We then assemble hypotheses for the essential processes and structures we are investigating. These look at the factors that have a strong influence on the phenomena of interest, and if they are independent or affected by other factors.

We can then brainstorm and simplify this into something less complicated. It is better to start simple, then gradually make the model more complex. E.g., for mushroom hunting, the essential process would be switching between the small and large scale search.

Variables

Things that affect the model whose behaviour the model is not designed to study are called exogeneous variables. Those that the model is designed to study are called endogenous variables.

The assumptions of the model are the combination of the definitions of the variables and their interrelations.

We need to consider the model in detail and try to produce a written formulation of the model in terms of the equations, rules and algorithms the model follows.

For a mushroom hint, the space might be represented by a square grid, or it might be done in continuous space. Within the model, we have objects, such as the hunter agent and the item agents.

The hunter has some state variables which characterize the hunter. These include the number of items found, the time since the last find, the time that the hunter has hunted. We also document how exactly the hunter searches.

Hopefully in the process of formalizing the model, we can give it in terms of mathematical formulation. This then allows us to formulate the model precisely. Mathematical representation of a model is also well defined, and thus gives us a transparent language that we can use. We can also build on different theorems.

Mathematical representation is also easy enough to convert into a computer program that can compute the results for us.

Implementing the Model

Once the model has been described mathematically, we can convert it into a program that will run on a computer, which animates the model. When running the program, the model gets its own dynamics, or life which stores the state and allows us to run through different iterations of the model.
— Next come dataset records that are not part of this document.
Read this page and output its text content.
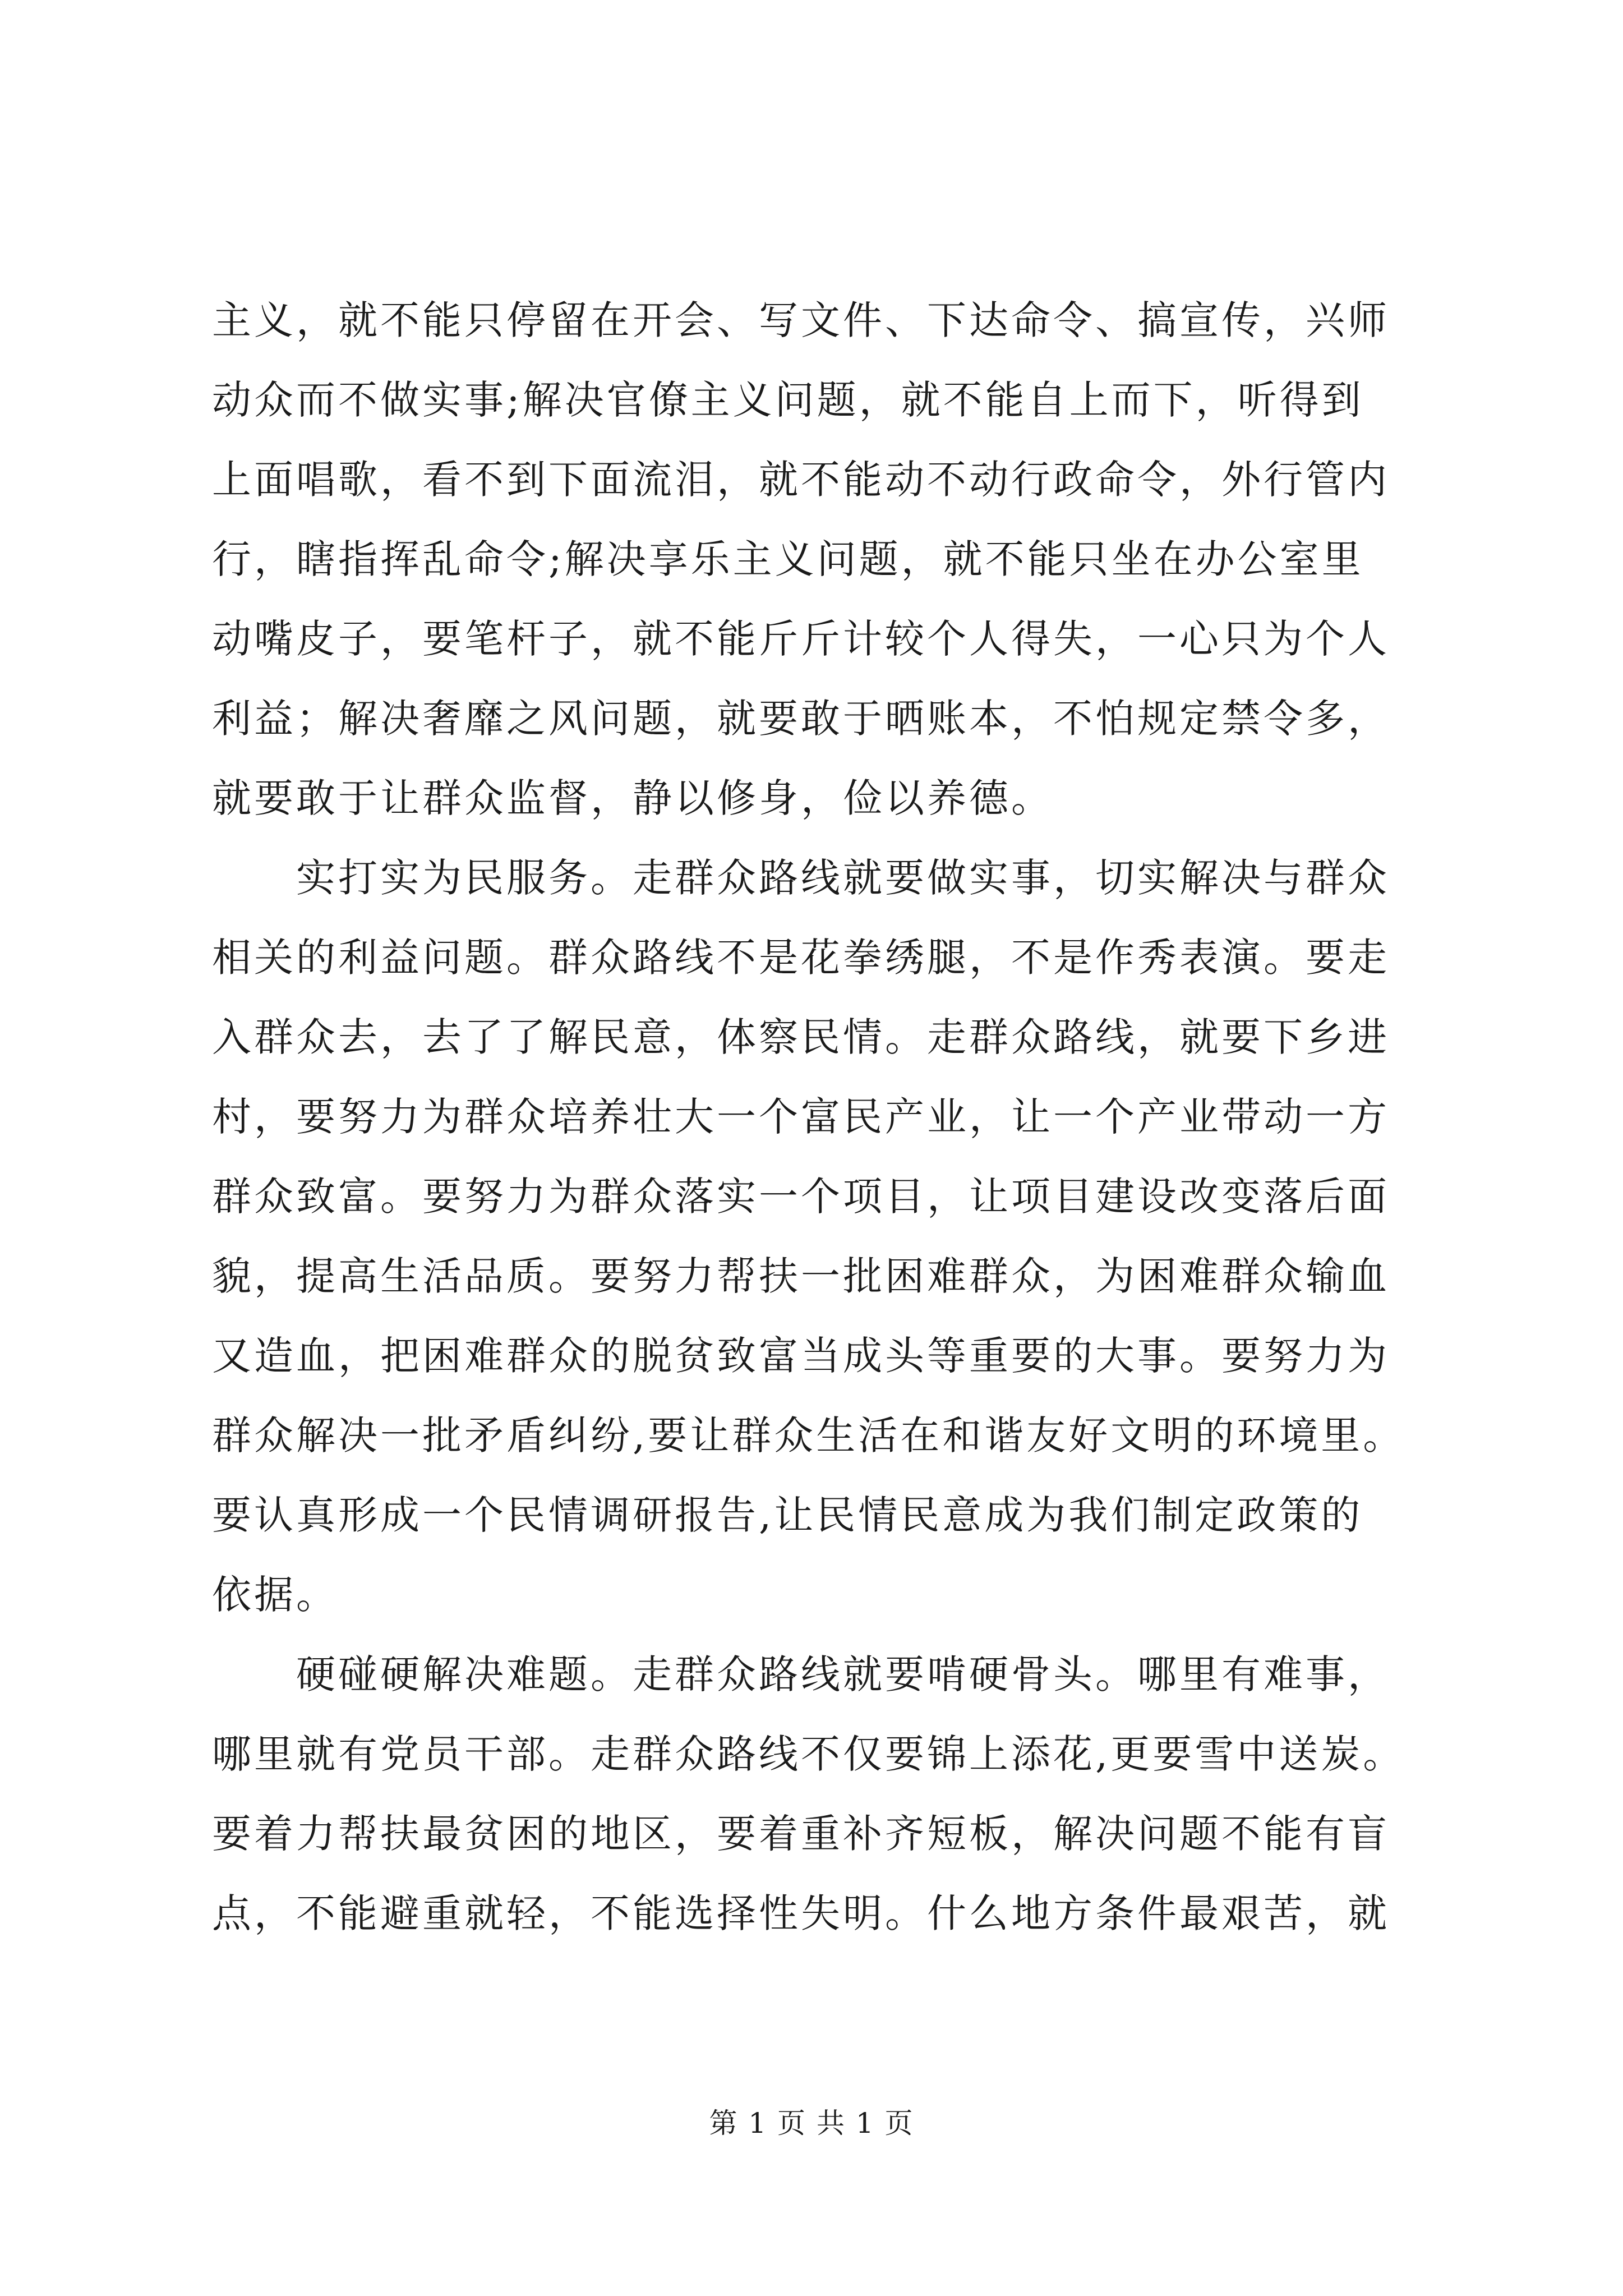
主义，就不能只停留在开会、写文件、下达命令、搞宣传，兴师
动众而不做实事;解决官僚主义问题，就不能自上而下，听得到
上面唱歌，看不到下面流泪，就不能动不动行政命令，外行管内
行，瞎指挥乱命令;解决享乐主义问题，就不能只坐在办公室里
动嘴皮子，要笔杆子，就不能斤斤计较个人得失，一心只为个人
利益；解决奢靡之风问题，就要敢于晒账本，不怕规定禁令多，
就要敢于让群众监督，静以修身，俭以养德。
　　实打实为民服务。走群众路线就要做实事，切实解决与群众
相关的利益问题。群众路线不是花拳绣腿，不是作秀表演。要走
入群众去，去了了解民意，体察民情。走群众路线，就要下乡进
村，要努力为群众培养壮大一个富民产业，让一个产业带动一方
群众致富。要努力为群众落实一个项目，让项目建设改变落后面
貌，提高生活品质。要努力帮扶一批困难群众，为困难群众输血
又造血，把困难群众的脱贫致富当成头等重要的大事。要努力为
群众解决一批矛盾纠纷,要让群众生活在和谐友好文明的环境里。
要认真形成一个民情调研报告,让民情民意成为我们制定政策的
依据。
　　硬碰硬解决难题。走群众路线就要啃硬骨头。哪里有难事，
哪里就有党员干部。走群众路线不仅要锦上添花,更要雪中送炭。
要着力帮扶最贫困的地区，要着重补齐短板，解决问题不能有盲
点，不能避重就轻，不能选择性失明。什么地方条件最艰苦，就
第 1 页 共 1 页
Using this, we can then explore the consequences of our assumptions for the model. To do this, we make use of analytical techniques and simplifications, including some numerical methods.

Analysing/Testing the Model

Once implemented, we then want to verify the model. We can compare the model to the real-world patterns, and under what conditions the model simulates those patterns.
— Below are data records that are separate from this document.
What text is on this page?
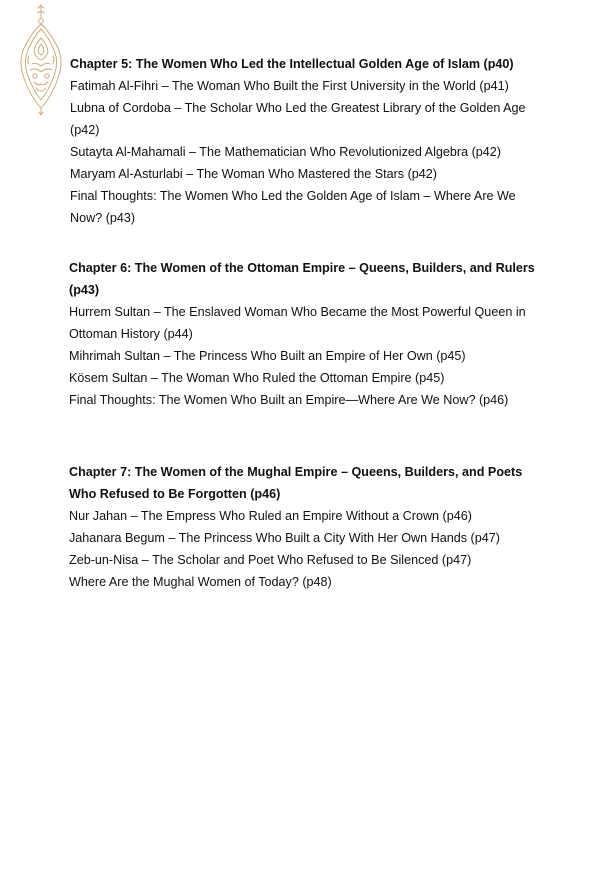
Chapter 5: The Women Who Led the Intellectual Golden Age of Islam (p40)
Fatimah Al-Fihri – The Woman Who Built the First University in the World (p41)
Lubna of Cordoba – The Scholar Who Led the Greatest Library of the Golden Age (p42)
Sutayta Al-Mahamali – The Mathematician Who Revolutionized Algebra (p42)
Maryam Al-Asturlabi – The Woman Who Mastered the Stars (p42)
Final Thoughts: The Women Who Led the Golden Age of Islam – Where Are We Now? (p43)
Chapter 6: The Women of the Ottoman Empire – Queens, Builders, and Rulers (p43)
Hurrem Sultan – The Enslaved Woman Who Became the Most Powerful Queen in Ottoman History (p44)
Mihrimah Sultan – The Princess Who Built an Empire of Her Own (p45)
Kösem Sultan – The Woman Who Ruled the Ottoman Empire (p45)
Final Thoughts: The Women Who Built an Empire—Where Are We Now? (p46)
Chapter 7: The Women of the Mughal Empire – Queens, Builders, and Poets Who Refused to Be Forgotten (p46)
Nur Jahan – The Empress Who Ruled an Empire Without a Crown (p46)
Jahanara Begum – The Princess Who Built a City With Her Own Hands (p47)
Zeb-un-Nisa – The Scholar and Poet Who Refused to Be Silenced (p47)
Where Are the Mughal Women of Today? (p48)
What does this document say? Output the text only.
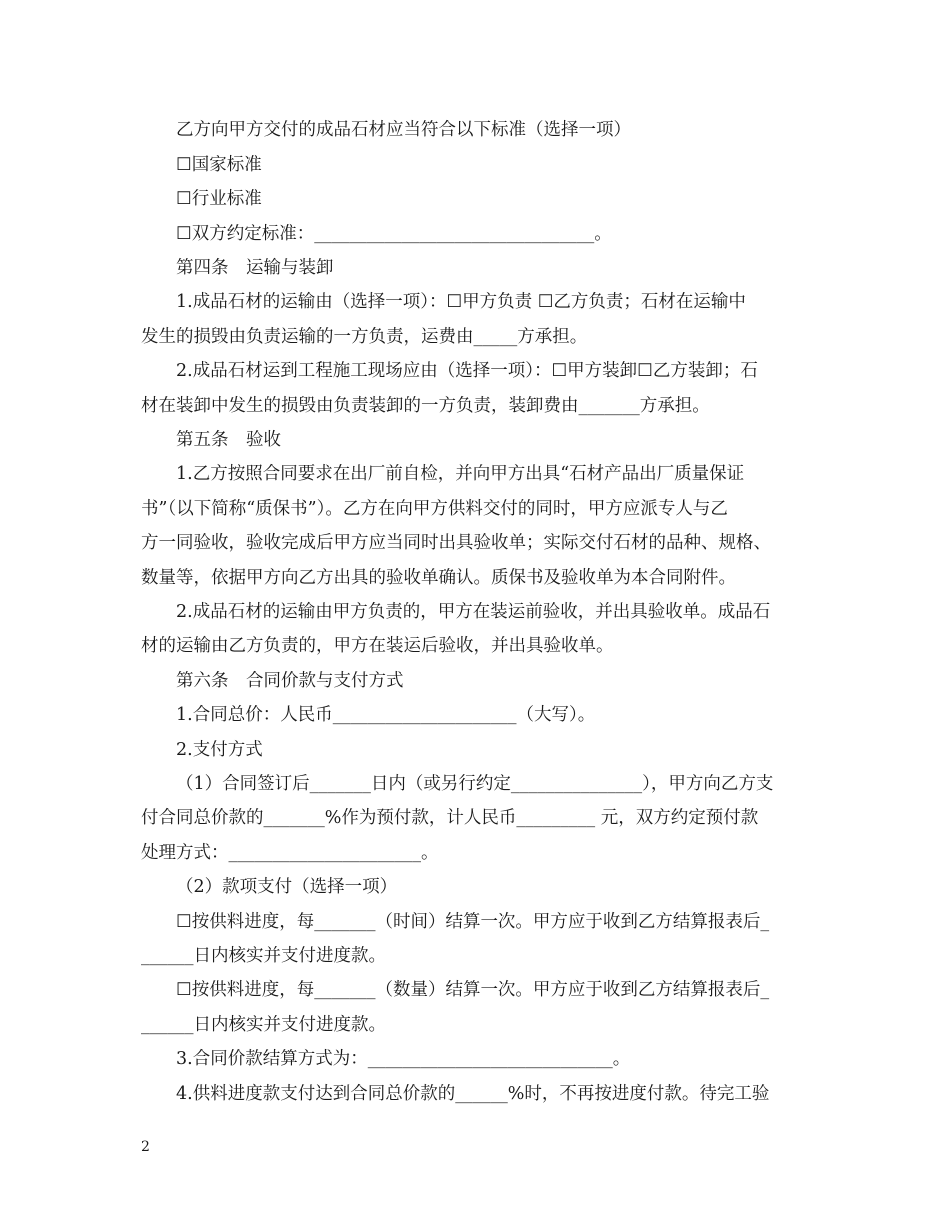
乙方向甲方交付的成品石材应当符合以下标准（选择一项）
☐国家标准
☐行业标准
☐双方约定标准：________________________________。
第四条　运输与装卸
1.成品石材的运输由（选择一项）：☐甲方负责 ☐乙方负责；石材在运输中
发生的损毁由负责运输的一方负责，运费由_____方承担。
2.成品石材运到工程施工现场应由（选择一项）：☐甲方装卸☐乙方装卸；石
材在装卸中发生的损毁由负责装卸的一方负责，装卸费由_______方承担。
第五条　验收
1.乙方按照合同要求在出厂前自检，并向甲方出具“石材产品出厂质量保证
书”（以下简称“质保书”）。乙方在向甲方供料交付的同时，甲方应派专人与乙
方一同验收，验收完成后甲方应当同时出具验收单；实际交付石材的品种、规格、
数量等，依据甲方向乙方出具的验收单确认。质保书及验收单为本合同附件。
2.成品石材的运输由甲方负责的，甲方在装运前验收，并出具验收单。成品石
材的运输由乙方负责的，甲方在装运后验收，并出具验收单。
第六条　合同价款与支付方式
1.合同总价：人民币_____________________（大写）。
2.支付方式
（1）合同签订后_______日内（或另行约定_______________），甲方向乙方支
付合同总价款的_______%作为预付款，计人民币_________ 元，双方约定预付款
处理方式：______________________。
（2）款项支付（选择一项）
☐按供料进度，每_______（时间）结算一次。甲方应于收到乙方结算报表后_
______日内核实并支付进度款。
☐按供料进度，每_______（数量）结算一次。甲方应于收到乙方结算报表后_
______日内核实并支付进度款。
3.合同价款结算方式为：____________________________。
4.供料进度款支付达到合同总价款的______%时，不再按进度付款。待完工验
2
We also check the boundary cases are reproduced correctly. We check other general insights and heuristics to see if the model is behaving correctly or wrong. Based on our analysis, we might then simplify the model or make it more complex.

Correctness of a Model

If the predictions the model creates are false, then the assumptions for the model are wrong. A model is however an idealisation of the world, and as such no perfect predictions can be expected.
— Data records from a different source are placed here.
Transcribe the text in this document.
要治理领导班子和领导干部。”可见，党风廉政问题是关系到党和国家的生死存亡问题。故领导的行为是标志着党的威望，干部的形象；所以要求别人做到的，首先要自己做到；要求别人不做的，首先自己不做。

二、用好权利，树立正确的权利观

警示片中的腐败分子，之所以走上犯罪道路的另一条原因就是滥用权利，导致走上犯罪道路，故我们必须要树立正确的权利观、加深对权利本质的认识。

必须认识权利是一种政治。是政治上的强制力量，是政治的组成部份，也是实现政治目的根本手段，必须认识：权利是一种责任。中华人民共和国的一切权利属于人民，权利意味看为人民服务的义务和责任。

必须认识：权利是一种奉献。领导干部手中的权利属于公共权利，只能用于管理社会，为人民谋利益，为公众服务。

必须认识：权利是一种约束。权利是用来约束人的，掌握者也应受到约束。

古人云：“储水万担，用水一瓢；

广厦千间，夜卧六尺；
We therefore judge a model by its "robustness". This is where the model derives the same result from a variety of different models of the same situation. If the result is dependant on special assumptions of the underlying model, then it is called "fragile".

Differing Focuses by Discipline

Different disciplines make use of models. Physicists are primarily concerned with how to describe specific situations and make numerical predictions. They favour accuracy of the model over realism. Social sciences are just happy that something will increase or decay over time. They sacrifice the accuracy of the model in favour of realism and generality.

Simulation models favour accuracy and realism over their generality. Levins proposed the triangle similar to cost, speed, and quality, pick 2.

graph
A(Generality) <-->|Physics Models| B(Accuracy);
B <-->|Applied Models| C(Realism);
C <-->|Theoretical Models| A;

Generality is the size of the class of the problem that we want to explain, realism is the amount of detail and how it matches the real world, whilst accuracy is the error in the model.

Why Simulate?

Simulation is a natural extension of analytical models. It is used when doing numerical solving methods, in fluid dynamics, Monte Carlo methods, etc.

They are placeholders to formalize/explore/push theory where strict mathematical frameworks for doing so are somewhat cumbersome and not insightful.